Adoption of Protective Equipment for Use Inside 242-Z at Hanford's Plutonium Finishing Plant Closure Project
Workers from the Department of Energy's Idaho and Hanford sites participate in a 2013 information exchange
The Plutonium Finishing Plant (PFP) was the primary facility for producing plutonium at Hanford from the 1940s to the 1980s and is nearing the final stages of cleanup, with the cleanup work now transitioning to some of the most complex and hazardous parts of the facility. One of those facilities is the Americium Recovery Facility (242-Z), which is part of PFP. The Americium Recovery Facility was left heavily contaminated following a 1976 accident, in which an ion exchange column tank burst, leaving the room highly contaminated, and few entries occurred over the years.

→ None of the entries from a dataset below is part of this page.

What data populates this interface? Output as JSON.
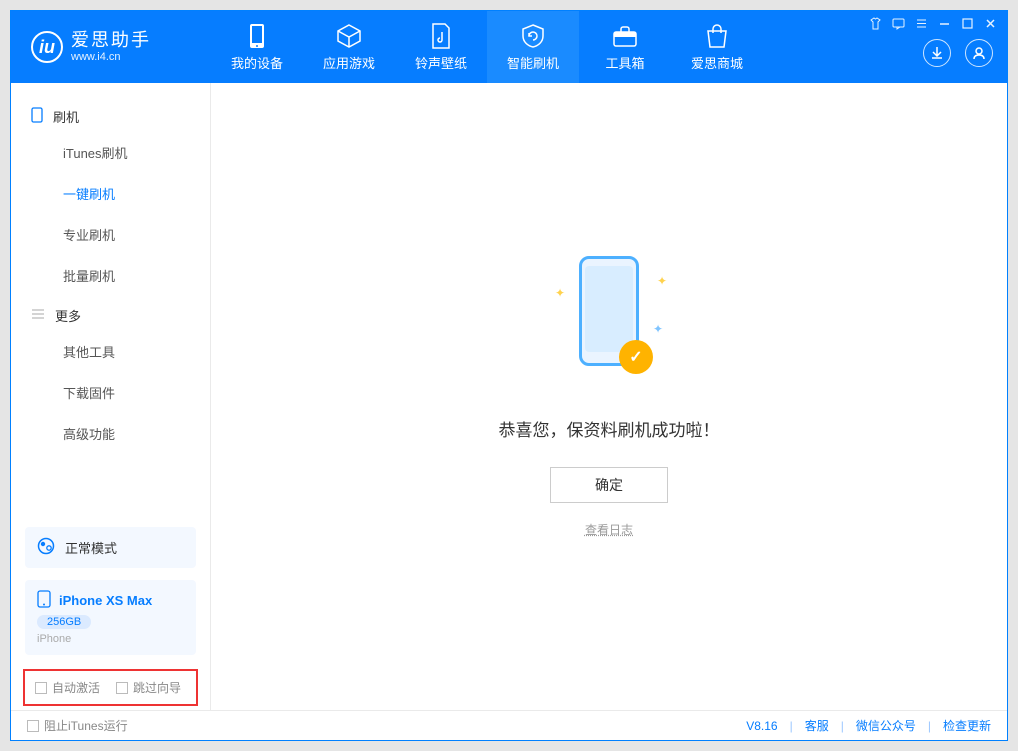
{
  "app": {
    "name": "爱思助手",
    "url": "www.i4.cn"
  },
  "nav": [
    {
      "label": "我的设备"
    },
    {
      "label": "应用游戏"
    },
    {
      "label": "铃声壁纸"
    },
    {
      "label": "智能刷机"
    },
    {
      "label": "工具箱"
    },
    {
      "label": "爱思商城"
    }
  ],
  "sidebar": {
    "group1": "刷机",
    "items1": [
      {
        "label": "iTunes刷机"
      },
      {
        "label": "一键刷机"
      },
      {
        "label": "专业刷机"
      },
      {
        "label": "批量刷机"
      }
    ],
    "group2": "更多",
    "items2": [
      {
        "label": "其他工具"
      },
      {
        "label": "下载固件"
      },
      {
        "label": "高级功能"
      }
    ]
  },
  "mode": {
    "label": "正常模式"
  },
  "device": {
    "name": "iPhone XS Max",
    "storage": "256GB",
    "type": "iPhone"
  },
  "bottom_opts": {
    "auto_activate": "自动激活",
    "skip_guide": "跳过向导"
  },
  "main": {
    "success_text": "恭喜您，保资料刷机成功啦！",
    "ok": "确定",
    "view_log": "查看日志"
  },
  "footer": {
    "block_itunes": "阻止iTunes运行",
    "version": "V8.16",
    "support": "客服",
    "wechat": "微信公众号",
    "update": "检查更新"
  }
}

From 2009-2011, cleanup of the Plutonium Finishing Plant and 242-Z received a boost thanks to funding from the American Recovery and Reinvestment Act. CH2M HILL employees entered 242-Z and began large-scale demolition efforts. They removed two of five glove boxes and associated piping. During this time, employees used supplied air systems and conventional personal protective equipment (PPE). High airborne contamination levels and conventional PPE limited stay times. Improved worker protection and increased efficiency for this work was needed.

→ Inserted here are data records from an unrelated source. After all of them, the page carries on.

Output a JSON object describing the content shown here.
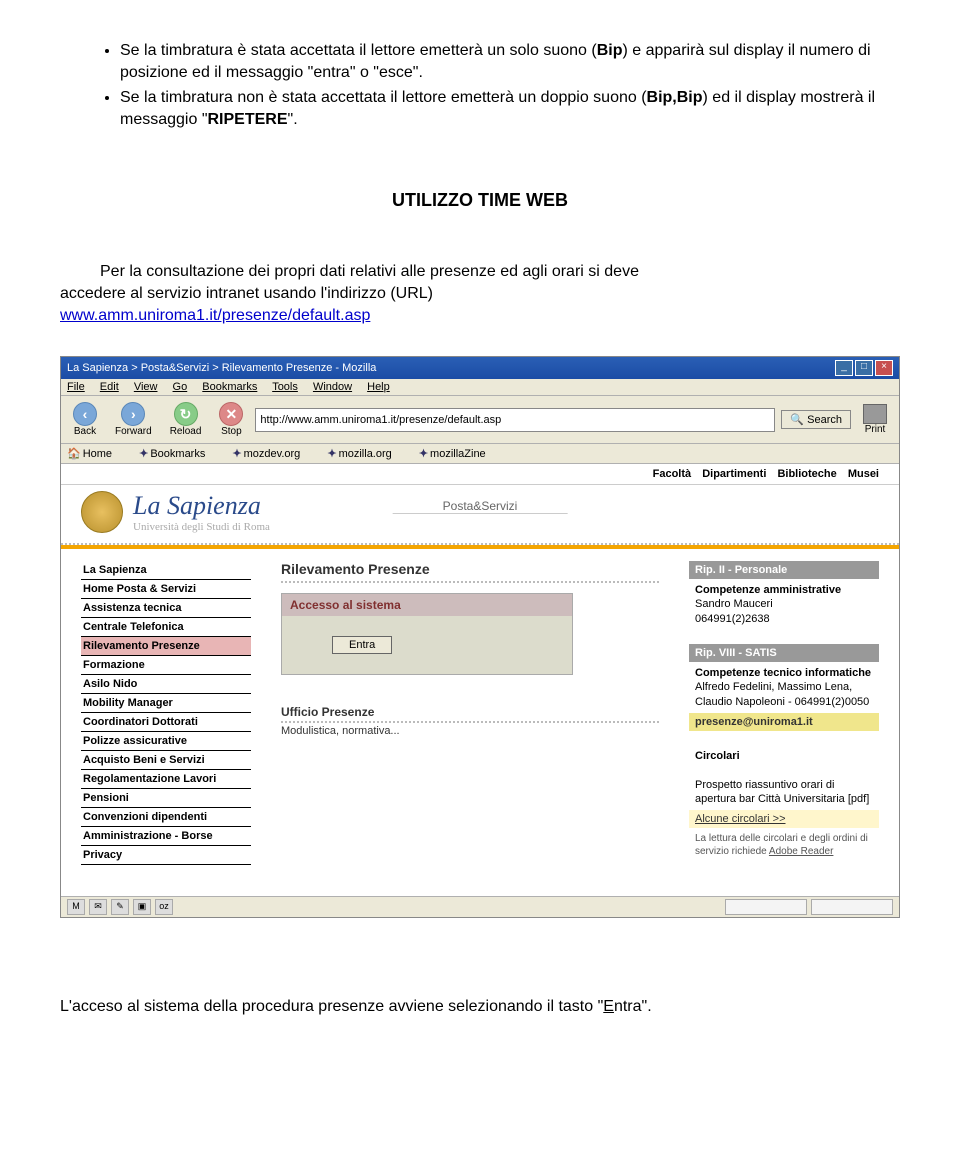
{
  "bullets": [
    {
      "pre": "Se la timbratura è stata accettata il lettore emetterà un solo suono (",
      "bold1": "Bip",
      "mid": ") e apparirà sul display il numero di posizione ed il messaggio \"entra\" o \"esce\"."
    },
    {
      "pre": "Se la timbratura non è stata accettata il lettore emetterà un doppio suono (",
      "bold1": "Bip,Bip",
      "mid": ") ed il display mostrerà il messaggio \"",
      "bold2": "RIPETERE",
      "post": "\"."
    }
  ],
  "section_title": "UTILIZZO TIME WEB",
  "intro": {
    "line1_indent": "Per la consultazione dei propri dati relativi alle presenze ed agli orari si deve",
    "line2": "accedere al servizio intranet usando l'indirizzo (URL)",
    "link": "www.amm.uniroma1.it/presenze/default.asp"
  },
  "browser": {
    "title": "La Sapienza > Posta&Servizi > Rilevamento Presenze - Mozilla",
    "menus": [
      "File",
      "Edit",
      "View",
      "Go",
      "Bookmarks",
      "Tools",
      "Window",
      "Help"
    ],
    "nav": {
      "back": "Back",
      "forward": "Forward",
      "reload": "Reload",
      "stop": "Stop",
      "search": "Search",
      "print": "Print"
    },
    "url": "http://www.amm.uniroma1.it/presenze/default.asp",
    "bookmarks": [
      "Home",
      "Bookmarks",
      "mozdev.org",
      "mozilla.org",
      "mozillaZine"
    ],
    "topnav": [
      "Facoltà",
      "Dipartimenti",
      "Biblioteche",
      "Musei"
    ],
    "logo_main": "La Sapienza",
    "logo_sub": "Università degli Studi di Roma",
    "header_tab": "Posta&Servizi",
    "sidebar": [
      "La Sapienza",
      "Home Posta & Servizi",
      "Assistenza tecnica",
      "Centrale Telefonica",
      "Rilevamento Presenze",
      "Formazione",
      "Asilo Nido",
      "Mobility Manager",
      "Coordinatori Dottorati",
      "Polizze assicurative",
      "Acquisto Beni e Servizi",
      "Regolamentazione Lavori",
      "Pensioni",
      "Convenzioni dipendenti",
      "Amministrazione - Borse",
      "Privacy"
    ],
    "active_sidebar_index": 4,
    "center_title": "Rilevamento Presenze",
    "access_title": "Accesso al sistema",
    "access_button": "Entra",
    "sub_title": "Ufficio Presenze",
    "sub_desc": "Modulistica, normativa...",
    "right": {
      "box1_hdr": "Rip. II - Personale",
      "box1_b1": "Competenze amministrative",
      "box1_txt": "Sandro Mauceri\n064991(2)2638",
      "box2_hdr": "Rip. VIII - SATIS",
      "box2_b1": "Competenze tecnico informatiche",
      "box2_txt": "Alfredo Fedelini, Massimo Lena, Claudio Napoleoni - 064991(2)0050",
      "box2_yellow": "presenze@uniroma1.it",
      "box3_hdr": "Circolari",
      "box3_txt": "Prospetto riassuntivo orari di apertura bar Città Universitaria [pdf]",
      "box3_more": "Alcune circolari >>",
      "box3_note_pre": "La lettura delle circolari e degli ordini di servizio richiede ",
      "box3_note_link": "Adobe Reader"
    }
  },
  "footer": {
    "pre": "L'acceso al sistema della procedura presenze avviene selezionando il tasto \"",
    "u": "E",
    "rest": "ntra\"."
  }
}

CH2M HILL assembled a team of PFP employees to research PPE options that would increase safety and efficiency at PFP, specifically inside 242-Z. The team represented a cross-section of PFP employees, including nuclear chemical operators, safety representatives, radiological control technicians, engineers and management. Upon learning of success performing similar high-hazard work at the Department of Energy's Advanced Mixed Waste Treatment Project (AMWTP) in Idaho, the team visited that site for a two-day information exchange.
The workers at AMWTP use a respirator called PremAire®, supplied by Mine Safety Appliances, that is fitted with a vortex cooling tube. Employees wear that respirator inside a fully encapsulating suit made by Rich Industries. The equipment offered improved protection from higher chemical and radiological concentrations and reduced heat stress on workers through the use of a vortex cooling tube.
Training And Application
A CH2M HILL employee trains on equipment inside a mockup of the Americium Recovery Facility
(242-Z) at the Hanford Site
PFP employees returned to Hanford, continued to evaluate the equipment and recommended its use inside 242-Z. CH2M HILL management concurred with the workers' recommendations. In addition to procuring the suits and respirators, management purchased two Kaeser rotary screw breathing air compressors. None of this equipment had been used at Hanford before. Throughout the spring and summer of 2013, PFP workers developed advanced dress/undress training courses and trained coworkers on the equipment inside a full-scale replica of 242-Z, built at the Hanford Site's HAMMER Training Center.
In September 2014, workers entered 242-Z for the first time since 2011 to begin the final work toward cleaning out that room and preparing it for demolition. Stay times in the area are longer due to the increased protection from the high radiation levels (derived air concentration, or DAC) levels and the lower temperatures within the suit, protecting employees from heat stress.
A CH2M HILL employee wore specialized respiratory equipment and protective suits when entering one of the most hazardous rooms at the Hanford Site in September 2014, increasing protection from high radiation levels and heat stress.